Activo desde, al menos 2013, TEMP.Periscope se ha centrado principalmente en objetivos centrados en la industria marítima en múltiples sectores verticales, incluyendo empresas de ingeniería, de logística y transporte, fabricación industrial, defensa, gobierno y universidades de investigación. Sin embargo, el grupo también ha atacado organizaciones de servicios profesionales y consultoría, industria tecnológica, sanitaria y de los medios de comunicación y publicidad. En su mayoría, las víctimas identificadas se situaban en Estados Unidos, aunque también se han visto afectadas organizaciones europeas y, al menos, una en Hong Kong. TEMP.Periscope coincide en objetivos de ataque, así como en tácticas, técnicas y procedimientos (TTPs), con TEMP.Jumper, un grupo que también coincide significativamente con los informes publicados sobre “NanHaiShu”.
Fred Plan, Analista Senior de FireEye, una de las mayores empresas de ciberseguridad del mundo, ha afirmado que su empresa “descubrió un grupo de ciberespías chinos que parecen especializarse en recopilar datos de las industrias marítimas, y de forma más amplia, del sector de la ingeniería. Este grupo ha permanecido en calma, como muchos otros grupos chinos, tras el acuerdo Obama-Xi a finales de 2015.” Sin embargo, se observó cómo TEMP.Periscope volvía a la actividad hacia el verano de 2017, y el grupo ha sido particularmente activo desde el pasado febrero.
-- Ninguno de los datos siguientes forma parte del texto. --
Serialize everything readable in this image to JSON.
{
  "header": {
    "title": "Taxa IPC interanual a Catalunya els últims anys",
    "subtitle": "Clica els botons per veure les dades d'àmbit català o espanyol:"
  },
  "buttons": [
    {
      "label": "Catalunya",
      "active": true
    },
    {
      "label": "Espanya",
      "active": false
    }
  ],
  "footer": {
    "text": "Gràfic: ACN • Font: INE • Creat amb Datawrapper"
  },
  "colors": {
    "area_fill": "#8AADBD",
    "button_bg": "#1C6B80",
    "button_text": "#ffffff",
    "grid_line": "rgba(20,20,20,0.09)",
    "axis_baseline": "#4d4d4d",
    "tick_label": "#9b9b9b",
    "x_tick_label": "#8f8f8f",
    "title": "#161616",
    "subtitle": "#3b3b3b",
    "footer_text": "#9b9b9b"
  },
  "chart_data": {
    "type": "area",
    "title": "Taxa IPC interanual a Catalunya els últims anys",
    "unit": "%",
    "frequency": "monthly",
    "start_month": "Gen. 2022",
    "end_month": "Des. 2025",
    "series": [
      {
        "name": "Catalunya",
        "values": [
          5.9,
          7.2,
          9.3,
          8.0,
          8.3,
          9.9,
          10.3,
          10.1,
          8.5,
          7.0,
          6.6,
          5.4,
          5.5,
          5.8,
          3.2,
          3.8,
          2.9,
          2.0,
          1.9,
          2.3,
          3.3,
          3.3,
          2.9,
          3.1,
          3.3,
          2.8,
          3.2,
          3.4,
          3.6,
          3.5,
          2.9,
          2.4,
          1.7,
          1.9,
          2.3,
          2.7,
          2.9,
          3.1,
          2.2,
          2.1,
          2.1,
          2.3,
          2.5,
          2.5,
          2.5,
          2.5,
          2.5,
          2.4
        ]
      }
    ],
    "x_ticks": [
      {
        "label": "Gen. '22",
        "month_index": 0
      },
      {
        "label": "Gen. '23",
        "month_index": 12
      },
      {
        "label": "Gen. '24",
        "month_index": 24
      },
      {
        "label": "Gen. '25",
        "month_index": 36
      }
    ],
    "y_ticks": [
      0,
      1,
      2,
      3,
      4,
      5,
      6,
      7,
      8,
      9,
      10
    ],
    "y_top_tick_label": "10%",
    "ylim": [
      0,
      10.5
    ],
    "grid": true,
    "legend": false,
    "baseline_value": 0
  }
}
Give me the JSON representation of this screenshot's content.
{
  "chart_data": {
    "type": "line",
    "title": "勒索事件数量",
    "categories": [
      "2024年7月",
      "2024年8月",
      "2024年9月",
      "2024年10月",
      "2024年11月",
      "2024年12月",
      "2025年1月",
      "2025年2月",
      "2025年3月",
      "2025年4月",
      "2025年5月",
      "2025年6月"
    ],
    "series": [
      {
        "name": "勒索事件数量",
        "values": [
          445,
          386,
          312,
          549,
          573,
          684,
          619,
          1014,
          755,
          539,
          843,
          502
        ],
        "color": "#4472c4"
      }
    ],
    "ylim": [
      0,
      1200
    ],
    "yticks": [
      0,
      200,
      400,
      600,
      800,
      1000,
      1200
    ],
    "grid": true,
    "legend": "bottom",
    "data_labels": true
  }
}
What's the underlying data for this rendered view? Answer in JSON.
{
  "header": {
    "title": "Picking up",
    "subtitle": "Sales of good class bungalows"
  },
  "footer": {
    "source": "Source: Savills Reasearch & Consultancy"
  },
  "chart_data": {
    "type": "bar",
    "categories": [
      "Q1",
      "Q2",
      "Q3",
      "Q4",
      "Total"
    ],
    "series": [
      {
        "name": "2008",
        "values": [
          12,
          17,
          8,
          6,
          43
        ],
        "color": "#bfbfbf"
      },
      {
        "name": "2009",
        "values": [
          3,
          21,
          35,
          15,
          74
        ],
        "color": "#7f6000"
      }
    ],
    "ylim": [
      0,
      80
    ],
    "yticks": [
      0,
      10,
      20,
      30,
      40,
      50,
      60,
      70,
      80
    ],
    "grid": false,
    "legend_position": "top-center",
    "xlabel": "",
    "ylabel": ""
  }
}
Las organizaciones que han sido objetivo de TEMP.Periscope tienen una conexión con las negociaciones en curso sobre el mar del Sur de China. Estas organizaciones o sus clientes están relacionadas con las áreas de la defensa y militar o el negocio del transporte marítimo, o bien están desarrollando tecnologías que podrían ser ventajosas para el sector de la defensa o los gobiernos en la región. A causa de la tendencia del grupo a atacar organizaciones de ingeniería, pensamos que están buscando información técnica que pueda ayudar en la toma de decisiones estratégicas. Esto podría ser usado para responder preguntas como ¿cuál es el alcance y efectividad de este sistema de radar marítimo? O ¿con qué precisión puede un sistema detectar e identificar actividades en el mar?
En su reciente pico de actividad, TEMP.Periscope ha utilizado una gran librería de malware compartida con otros múltiples grupos presuntamente chinos. Entre ellas se incluyen varias puertas traseras como Airbreak, Badflick y Photo y otro tipo de herramientas como Homefry, que craquea contraseñas y ha sido usado previamente junto a Airbreak y Badflick, Lunchmoney, una herramienta de carga de archivos que puede exfiltrar archivos desde Dropbox, o a Murkytop, capaz de reconocer líneas de comandos y China Chopper, herramienta para la inyección de código, entre otras.
La actual ola de intrusiones identificadas es consecuente con TEMP.Periscope y probablemente refleja un esfuerzo coordinado para atacar sectores que podrían tener información capaz de proporcionar una ventaja económica, datos de investigación y desarrollo o de propiedad intelectual o que puedan suponer una ventaja en negociaciones comerciales.